No âmbito pessoal, segundo ele, a condenação trouxe um grande alívio, cortando pela raiz uma narrativa violenta que o responsabilizava pela a própria cegueira. “Essa história de que, pra Justiça, eu era responsável por tudo isso, era tão violento quanto o próprio tiro, quanto a própria violência do policial naquele dia. O estado é responsável pelo comando da polícia, pela ação dela, então eu não ganhei nada do que já não deveria ser meu por direito”, declarou.

O fotógrafo também destacou que a decisão é relevante para a democracia brasileira, “para mostrar aos estados que não cabe mais, dentro da sociedade, que a gente conviva com a violência por parte da polícia, especialmente contra civis que possuem a garantia, pela Constituição, de manifestar livremente”.

“Pensei em desistir”

Silva, que era freelancer na época, disse que precisou ficar sem trabalhar por conta do acidente, tanto pelos traumas psicológicos causados quanto pelo tratamento: ele perdeu a visão completa do olho esquerdo por conta do tiro de borracha. Porém, por necessidade, precisou retornar o mais rápido possível.

“Eu sou pai de família, então por conta disso eu precisei ‘virar uma chavinha’ desse trauma e voltar ao trabalho. Eu não tinha outra escolha, precisava sobreviver. Foi difícil especialmente porque eu não sabia se seguiria na fotografia. Confesso que pensei em desistir. Foi no exercício da minha profissão que eu fui violentado, e isso tem uma marca no meu corpo que vou carregar para a vida toda”, desabafou.

Silva precisou passar por um período de adaptação por conta da visão reduzida, que é essencial para a profissão de fotógrafo e fotojornalista. “Eu não sabia como era trabalhar com imagem sendo portador de uma deficiência visual.

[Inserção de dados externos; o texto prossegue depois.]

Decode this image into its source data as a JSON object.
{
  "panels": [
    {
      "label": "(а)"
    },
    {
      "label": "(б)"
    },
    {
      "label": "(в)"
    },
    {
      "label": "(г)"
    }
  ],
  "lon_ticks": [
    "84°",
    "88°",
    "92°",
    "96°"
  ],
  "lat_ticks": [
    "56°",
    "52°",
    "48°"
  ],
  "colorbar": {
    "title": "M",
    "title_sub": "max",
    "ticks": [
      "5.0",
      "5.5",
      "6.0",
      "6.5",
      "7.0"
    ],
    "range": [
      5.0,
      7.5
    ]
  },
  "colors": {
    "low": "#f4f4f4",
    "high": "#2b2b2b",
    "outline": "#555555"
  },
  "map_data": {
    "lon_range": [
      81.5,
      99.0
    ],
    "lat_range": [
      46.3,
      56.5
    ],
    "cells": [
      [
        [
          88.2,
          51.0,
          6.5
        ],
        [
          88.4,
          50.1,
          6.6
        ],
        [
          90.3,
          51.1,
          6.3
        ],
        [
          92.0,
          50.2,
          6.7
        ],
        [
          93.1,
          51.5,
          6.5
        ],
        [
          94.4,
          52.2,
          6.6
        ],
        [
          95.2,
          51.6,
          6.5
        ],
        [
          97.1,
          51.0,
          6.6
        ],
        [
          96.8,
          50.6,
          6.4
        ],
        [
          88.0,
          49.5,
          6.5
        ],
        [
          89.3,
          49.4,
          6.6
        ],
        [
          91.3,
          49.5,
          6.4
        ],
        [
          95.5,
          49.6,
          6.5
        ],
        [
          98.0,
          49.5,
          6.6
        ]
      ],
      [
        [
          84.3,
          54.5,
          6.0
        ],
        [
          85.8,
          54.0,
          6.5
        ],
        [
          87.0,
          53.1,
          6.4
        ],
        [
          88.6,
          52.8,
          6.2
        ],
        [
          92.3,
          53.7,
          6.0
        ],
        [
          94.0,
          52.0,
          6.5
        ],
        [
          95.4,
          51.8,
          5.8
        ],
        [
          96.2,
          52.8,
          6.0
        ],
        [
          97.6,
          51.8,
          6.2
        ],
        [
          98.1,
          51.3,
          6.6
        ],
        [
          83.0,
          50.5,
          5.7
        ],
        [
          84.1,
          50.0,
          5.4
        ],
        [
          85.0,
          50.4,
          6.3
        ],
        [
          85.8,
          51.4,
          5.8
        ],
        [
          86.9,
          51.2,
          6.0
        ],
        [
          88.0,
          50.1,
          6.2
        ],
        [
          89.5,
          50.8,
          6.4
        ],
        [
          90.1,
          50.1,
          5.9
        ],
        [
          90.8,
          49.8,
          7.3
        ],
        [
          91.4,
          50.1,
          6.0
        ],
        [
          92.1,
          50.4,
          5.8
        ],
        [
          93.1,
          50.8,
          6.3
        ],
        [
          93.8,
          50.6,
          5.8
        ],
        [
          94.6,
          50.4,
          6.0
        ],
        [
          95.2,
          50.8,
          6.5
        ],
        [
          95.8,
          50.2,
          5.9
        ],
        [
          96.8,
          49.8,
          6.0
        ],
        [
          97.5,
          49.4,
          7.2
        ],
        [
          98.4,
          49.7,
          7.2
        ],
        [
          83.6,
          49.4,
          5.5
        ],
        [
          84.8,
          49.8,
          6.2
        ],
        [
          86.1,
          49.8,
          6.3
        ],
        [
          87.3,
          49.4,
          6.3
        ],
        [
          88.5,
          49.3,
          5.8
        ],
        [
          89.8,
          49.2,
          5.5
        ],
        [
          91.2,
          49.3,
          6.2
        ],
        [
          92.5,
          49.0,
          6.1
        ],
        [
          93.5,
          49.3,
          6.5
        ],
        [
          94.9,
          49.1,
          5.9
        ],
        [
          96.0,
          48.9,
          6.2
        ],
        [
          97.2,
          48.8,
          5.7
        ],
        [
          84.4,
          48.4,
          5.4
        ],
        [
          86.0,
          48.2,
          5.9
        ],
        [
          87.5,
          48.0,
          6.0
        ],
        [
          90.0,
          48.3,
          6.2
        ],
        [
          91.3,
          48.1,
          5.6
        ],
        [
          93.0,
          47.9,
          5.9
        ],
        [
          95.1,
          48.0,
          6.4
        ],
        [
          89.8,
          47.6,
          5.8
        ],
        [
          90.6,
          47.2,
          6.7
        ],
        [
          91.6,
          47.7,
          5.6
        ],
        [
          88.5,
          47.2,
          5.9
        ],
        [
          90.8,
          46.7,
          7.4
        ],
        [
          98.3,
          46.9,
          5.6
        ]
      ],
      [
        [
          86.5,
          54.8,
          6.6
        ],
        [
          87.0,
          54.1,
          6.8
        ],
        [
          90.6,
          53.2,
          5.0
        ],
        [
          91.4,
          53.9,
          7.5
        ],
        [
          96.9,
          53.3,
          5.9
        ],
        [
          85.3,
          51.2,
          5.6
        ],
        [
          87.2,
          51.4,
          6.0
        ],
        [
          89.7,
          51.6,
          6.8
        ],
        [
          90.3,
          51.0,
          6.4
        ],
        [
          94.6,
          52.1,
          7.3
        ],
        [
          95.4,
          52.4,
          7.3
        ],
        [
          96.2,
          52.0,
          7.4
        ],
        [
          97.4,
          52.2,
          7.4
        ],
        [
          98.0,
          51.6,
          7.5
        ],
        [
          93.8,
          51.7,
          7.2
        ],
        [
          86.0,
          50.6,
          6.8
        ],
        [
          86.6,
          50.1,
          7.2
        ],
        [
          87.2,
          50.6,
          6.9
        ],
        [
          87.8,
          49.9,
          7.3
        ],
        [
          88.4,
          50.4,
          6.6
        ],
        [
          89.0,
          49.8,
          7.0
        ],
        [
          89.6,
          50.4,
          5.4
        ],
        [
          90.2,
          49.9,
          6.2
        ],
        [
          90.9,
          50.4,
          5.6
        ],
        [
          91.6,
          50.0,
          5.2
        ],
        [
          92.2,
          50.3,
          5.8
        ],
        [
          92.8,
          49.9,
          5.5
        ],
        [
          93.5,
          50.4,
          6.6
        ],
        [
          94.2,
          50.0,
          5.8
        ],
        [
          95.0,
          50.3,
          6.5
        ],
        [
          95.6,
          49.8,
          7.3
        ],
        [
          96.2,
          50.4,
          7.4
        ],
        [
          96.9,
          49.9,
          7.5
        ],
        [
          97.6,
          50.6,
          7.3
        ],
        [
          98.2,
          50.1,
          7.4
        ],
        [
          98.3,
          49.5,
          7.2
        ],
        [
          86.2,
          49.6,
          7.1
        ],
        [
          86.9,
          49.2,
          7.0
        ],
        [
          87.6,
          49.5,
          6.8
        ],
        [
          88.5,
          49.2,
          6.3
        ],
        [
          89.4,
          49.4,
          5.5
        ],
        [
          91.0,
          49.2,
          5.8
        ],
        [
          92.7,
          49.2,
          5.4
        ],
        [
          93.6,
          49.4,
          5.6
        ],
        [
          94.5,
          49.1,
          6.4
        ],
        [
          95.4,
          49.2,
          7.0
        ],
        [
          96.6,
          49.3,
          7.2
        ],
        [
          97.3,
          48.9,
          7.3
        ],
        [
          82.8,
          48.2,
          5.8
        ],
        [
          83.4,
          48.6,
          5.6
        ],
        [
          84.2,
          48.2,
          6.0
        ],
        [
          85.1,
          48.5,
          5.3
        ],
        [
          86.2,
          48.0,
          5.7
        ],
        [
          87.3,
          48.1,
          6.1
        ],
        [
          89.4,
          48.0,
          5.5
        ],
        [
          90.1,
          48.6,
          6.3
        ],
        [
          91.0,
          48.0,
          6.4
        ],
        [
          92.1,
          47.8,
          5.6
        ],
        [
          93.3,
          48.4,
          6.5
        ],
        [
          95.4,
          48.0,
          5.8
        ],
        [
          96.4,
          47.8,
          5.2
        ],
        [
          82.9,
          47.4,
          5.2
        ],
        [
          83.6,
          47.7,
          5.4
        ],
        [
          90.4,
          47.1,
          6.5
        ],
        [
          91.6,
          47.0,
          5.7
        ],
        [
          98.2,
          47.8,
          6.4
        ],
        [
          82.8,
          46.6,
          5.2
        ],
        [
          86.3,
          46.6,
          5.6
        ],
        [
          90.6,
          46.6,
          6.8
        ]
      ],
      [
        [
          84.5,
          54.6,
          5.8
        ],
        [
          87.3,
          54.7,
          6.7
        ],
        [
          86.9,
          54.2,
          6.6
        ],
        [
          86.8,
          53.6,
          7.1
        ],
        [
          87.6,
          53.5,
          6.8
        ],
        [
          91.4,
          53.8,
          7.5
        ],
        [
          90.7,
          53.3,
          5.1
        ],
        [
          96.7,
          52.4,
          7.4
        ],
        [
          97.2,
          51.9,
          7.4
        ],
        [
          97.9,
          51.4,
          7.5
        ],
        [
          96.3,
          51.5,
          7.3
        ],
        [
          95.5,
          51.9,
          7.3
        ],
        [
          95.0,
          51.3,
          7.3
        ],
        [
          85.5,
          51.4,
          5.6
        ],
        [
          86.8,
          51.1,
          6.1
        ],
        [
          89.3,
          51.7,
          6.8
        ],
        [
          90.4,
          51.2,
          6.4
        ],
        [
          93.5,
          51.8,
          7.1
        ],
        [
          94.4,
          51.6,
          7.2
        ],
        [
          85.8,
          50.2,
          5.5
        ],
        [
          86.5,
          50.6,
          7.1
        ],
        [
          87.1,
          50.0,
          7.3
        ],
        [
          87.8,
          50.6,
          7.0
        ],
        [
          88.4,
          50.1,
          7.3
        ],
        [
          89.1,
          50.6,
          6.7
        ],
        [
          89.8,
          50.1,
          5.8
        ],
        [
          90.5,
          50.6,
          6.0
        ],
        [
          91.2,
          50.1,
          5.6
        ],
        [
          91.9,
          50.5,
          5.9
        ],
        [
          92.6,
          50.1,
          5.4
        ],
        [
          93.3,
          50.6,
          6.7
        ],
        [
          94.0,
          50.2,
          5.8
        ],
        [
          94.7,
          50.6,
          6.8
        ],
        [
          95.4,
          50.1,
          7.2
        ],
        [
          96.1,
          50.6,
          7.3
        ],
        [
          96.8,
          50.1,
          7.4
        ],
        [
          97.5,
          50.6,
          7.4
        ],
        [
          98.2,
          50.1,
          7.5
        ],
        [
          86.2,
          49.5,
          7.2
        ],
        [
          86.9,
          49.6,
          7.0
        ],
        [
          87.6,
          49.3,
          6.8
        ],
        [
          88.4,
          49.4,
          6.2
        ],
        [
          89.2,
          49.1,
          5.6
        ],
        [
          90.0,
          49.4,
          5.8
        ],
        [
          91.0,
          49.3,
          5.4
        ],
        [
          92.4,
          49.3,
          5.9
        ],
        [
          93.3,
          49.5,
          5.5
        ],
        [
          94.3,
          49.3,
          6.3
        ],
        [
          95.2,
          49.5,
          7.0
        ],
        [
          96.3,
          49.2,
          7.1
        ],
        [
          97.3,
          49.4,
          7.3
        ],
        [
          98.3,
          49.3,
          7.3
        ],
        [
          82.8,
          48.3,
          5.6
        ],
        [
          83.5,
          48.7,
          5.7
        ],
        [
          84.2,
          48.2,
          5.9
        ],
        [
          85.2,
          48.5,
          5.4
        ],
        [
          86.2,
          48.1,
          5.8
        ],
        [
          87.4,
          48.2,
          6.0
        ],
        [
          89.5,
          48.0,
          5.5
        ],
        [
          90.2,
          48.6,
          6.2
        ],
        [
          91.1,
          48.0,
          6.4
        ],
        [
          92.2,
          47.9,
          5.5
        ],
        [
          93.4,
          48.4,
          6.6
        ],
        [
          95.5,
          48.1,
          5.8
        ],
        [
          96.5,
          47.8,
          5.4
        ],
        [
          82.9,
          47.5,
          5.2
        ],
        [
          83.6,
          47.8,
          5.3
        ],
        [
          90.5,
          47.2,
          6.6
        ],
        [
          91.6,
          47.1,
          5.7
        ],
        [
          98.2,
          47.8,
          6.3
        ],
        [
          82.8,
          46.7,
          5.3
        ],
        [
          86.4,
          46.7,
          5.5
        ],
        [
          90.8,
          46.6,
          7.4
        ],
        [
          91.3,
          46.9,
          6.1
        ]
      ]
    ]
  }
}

Mas eu refleti e pensei, eu escolhi essa profissão, eu me preparei a vida toda, estudei para isso. Não posso abandonar esse sonho.”

Atualmente, ele encontrou no audiovisual a melhor saída. “Com uma câmera no tripé, posicionada numa direção determinada, num ambiente controlado, fez com que a minha mobilidade e meu controle operacional e técnico fosse um pouco mais tranquilo do que era antes. Eu me considero um fotógrafo ainda, reaprendendo a lidar com esse novo campo de visão.”